Q. We have a 3 yr old Weiner dog, she is having pus in her eyes, I took her to the vet he gave me derma vet ointment, used it as the doctor prescribed
ANSWER : A. If the pus really isn’t all that bad, and it’s just some discharge, your pup may benefit from a diet change. It could be that the food you’re feeding just isn’t right for your dog, and that’s okay! Dogs grow and change over time, and now that your dog is fully matured, a diet change may be in order. Try something like Taste of the Wild, maybe a grain free dog food, Orijen, or Ziwipeak. These are all really great food options.

If the pus is really bad, and continues to get worse, see your vet again and let them know what’s going on. Maybe you could try a diet change, and then see if there are any improvements.

Remember, you should always gradually change a dogs diet. By gradually, I mean you put a tiny bit of new kibble in with a bowl of the old kibble. Reduce the old kibble by just a few bits of kibble. Throughout the course of at least two weeks (or as long as you want depending on whether or not you want to finish off the old food) you slowly add more of the new kibble while removing some of the old kibble.

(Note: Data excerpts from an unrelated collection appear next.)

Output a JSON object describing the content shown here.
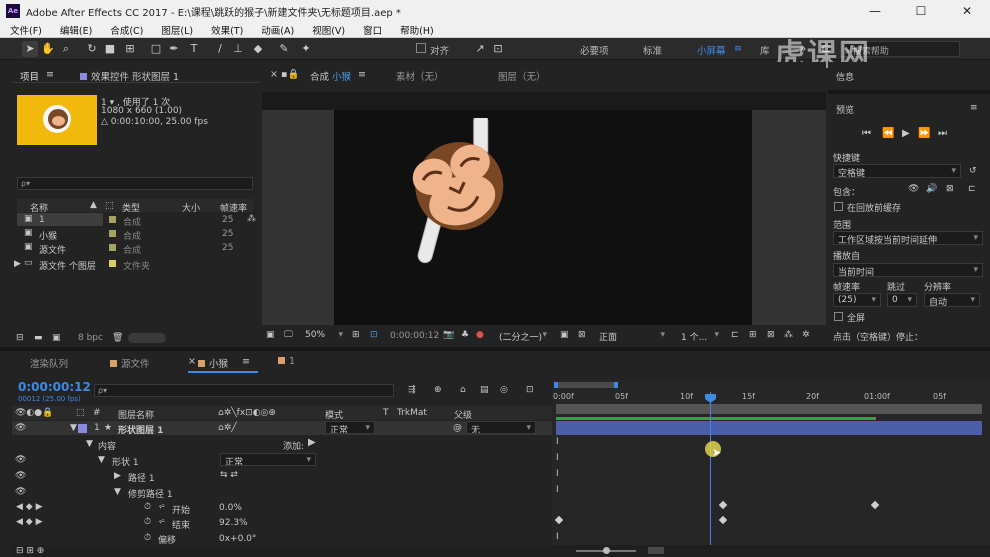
{
  "window": {
    "app_badge": "Ae",
    "title": "Adobe After Effects CC 2017 - E:\\课程\\跳跃的猴子\\新建文件夹\\无标题项目.aep *",
    "minimize": "—",
    "maximize": "☐",
    "close": "✕"
  },
  "menu": [
    "文件(F)",
    "编辑(E)",
    "合成(C)",
    "图层(L)",
    "效果(T)",
    "动画(A)",
    "视图(V)",
    "窗口",
    "帮助(H)"
  ],
  "toolbar": {
    "snap_label": "对齐",
    "workspaces": [
      "必要项",
      "标准",
      "小屏幕"
    ],
    "more_ws": "库",
    "search_help": "搜索帮助"
  },
  "watermark": "虎课网",
  "project_panel": {
    "tab": "项目",
    "tab_menu": "≡",
    "effects_tab": "效果控件 形状图层 1",
    "item_name": "1",
    "item_usage": "▾ , 使用了 1 次",
    "item_size": "1080 x 660 (1.00)",
    "item_duration": "△ 0:00:10:00, 25.00 fps",
    "search_placeholder": "ρ▾",
    "columns": [
      "名称",
      "类型",
      "大小",
      "帧速率"
    ],
    "rows": [
      {
        "name": "1",
        "type": "合成",
        "fps": "25"
      },
      {
        "name": "小猴",
        "type": "合成",
        "fps": "25"
      },
      {
        "name": "源文件",
        "type": "合成",
        "fps": "25"
      },
      {
        "name": "源文件 个图层",
        "type": "文件夹",
        "fps": ""
      }
    ],
    "bpc": "8 bpc"
  },
  "comp_panel": {
    "tabs": [
      {
        "label": "合成",
        "sub": "小猴"
      },
      {
        "label": "素材（无）"
      },
      {
        "label": "图层（无）"
      }
    ],
    "zoom": "50%",
    "timecode": "0:00:00:12",
    "resolution": "(二分之一)",
    "view": "正面",
    "views_count": "1 个..."
  },
  "right_panel": {
    "info": "信息",
    "preview": "预览",
    "shortcut_label": "快捷键",
    "shortcut_value": "空格键",
    "include_label": "包含：",
    "cache_label": "在回放前缓存",
    "range_label": "范围",
    "range_value": "工作区域按当前时间延伸",
    "play_from_label": "播放自",
    "play_from_value": "当前时间",
    "framerate_label": "帧速率",
    "skip_label": "跳过",
    "res_label": "分辨率",
    "framerate_value": "(25)",
    "skip_value": "0",
    "res_value": "自动",
    "fullscreen_label": "全屏",
    "stop_hint": "点击（空格键）停止："
  },
  "timeline": {
    "tabs": [
      "渲染队列",
      "源文件",
      "小猴",
      "1"
    ],
    "current_time": "0:00:00:12",
    "frame_info": "00012 (25.00 fps)",
    "search_placeholder": "ρ▾",
    "col_layer": "图层名称",
    "col_mode": "模式",
    "col_t": "T",
    "col_trkmat": "TrkMat",
    "col_parent": "父级",
    "col_num": "#",
    "ruler_labels": [
      "0:00f",
      "05f",
      "10f",
      "15f",
      "20f",
      "01:00f",
      "05f"
    ],
    "layer": {
      "num": "1",
      "name": "形状图层 1",
      "mode": "正常",
      "parent": "无"
    },
    "props": {
      "contents": "内容",
      "add": "添加:",
      "shape": "形状 1",
      "shape_mode": "正常",
      "path": "路径 1",
      "trim": "修剪路径 1",
      "start_label": "开始",
      "start_value": "0.0%",
      "end_label": "结束",
      "end_value": "92.3%",
      "offset_label": "偏移",
      "offset_value": "0x+0.0°"
    }
  },
  "colors": {
    "accent": "#3d8be6",
    "monkey_brown": "#7a4724",
    "monkey_face": "#f0b48c",
    "project_thumb": "#f2b90d"
  }
}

This makes the process gradual, and won’t cause any tummy-upset in your dog.

Q. How much dry kitten food should my 16 week old kitten be eating?

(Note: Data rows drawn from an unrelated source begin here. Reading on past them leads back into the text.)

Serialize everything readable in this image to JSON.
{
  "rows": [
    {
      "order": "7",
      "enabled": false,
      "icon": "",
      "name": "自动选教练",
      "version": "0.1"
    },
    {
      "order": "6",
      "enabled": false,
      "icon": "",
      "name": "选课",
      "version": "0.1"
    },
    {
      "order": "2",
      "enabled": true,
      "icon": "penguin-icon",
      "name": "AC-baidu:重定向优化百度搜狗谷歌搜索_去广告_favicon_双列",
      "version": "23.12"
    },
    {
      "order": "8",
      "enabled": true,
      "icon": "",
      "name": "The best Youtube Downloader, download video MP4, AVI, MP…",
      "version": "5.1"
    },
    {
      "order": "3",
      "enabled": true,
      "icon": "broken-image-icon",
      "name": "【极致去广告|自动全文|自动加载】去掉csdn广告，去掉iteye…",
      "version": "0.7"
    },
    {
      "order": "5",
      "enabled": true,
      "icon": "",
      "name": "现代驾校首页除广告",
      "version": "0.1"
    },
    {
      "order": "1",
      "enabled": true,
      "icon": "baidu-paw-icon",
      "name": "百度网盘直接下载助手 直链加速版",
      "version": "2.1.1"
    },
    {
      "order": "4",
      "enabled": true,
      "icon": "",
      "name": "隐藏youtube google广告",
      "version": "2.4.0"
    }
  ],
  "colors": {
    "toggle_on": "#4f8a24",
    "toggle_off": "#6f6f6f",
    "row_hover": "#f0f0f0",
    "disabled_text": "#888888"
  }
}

ANSWER : A. It would actually be better to feed your kitten canned food, as dry food has a lot of carbohydrates. Cats are obligatory carnivores, and not carb-eaters. In order to give you an amount to feed for dry food I would need to know which food you are feeding as they are all different. I suggest you check on the cat food bag. If the bag does not give you an amount, I would not trust it to be a complete food. You should then get a food from a reputable company such as Hill’s Science diet, or similar. As for wet food feed three times daily around 2oz each time, best to feed the pate style food.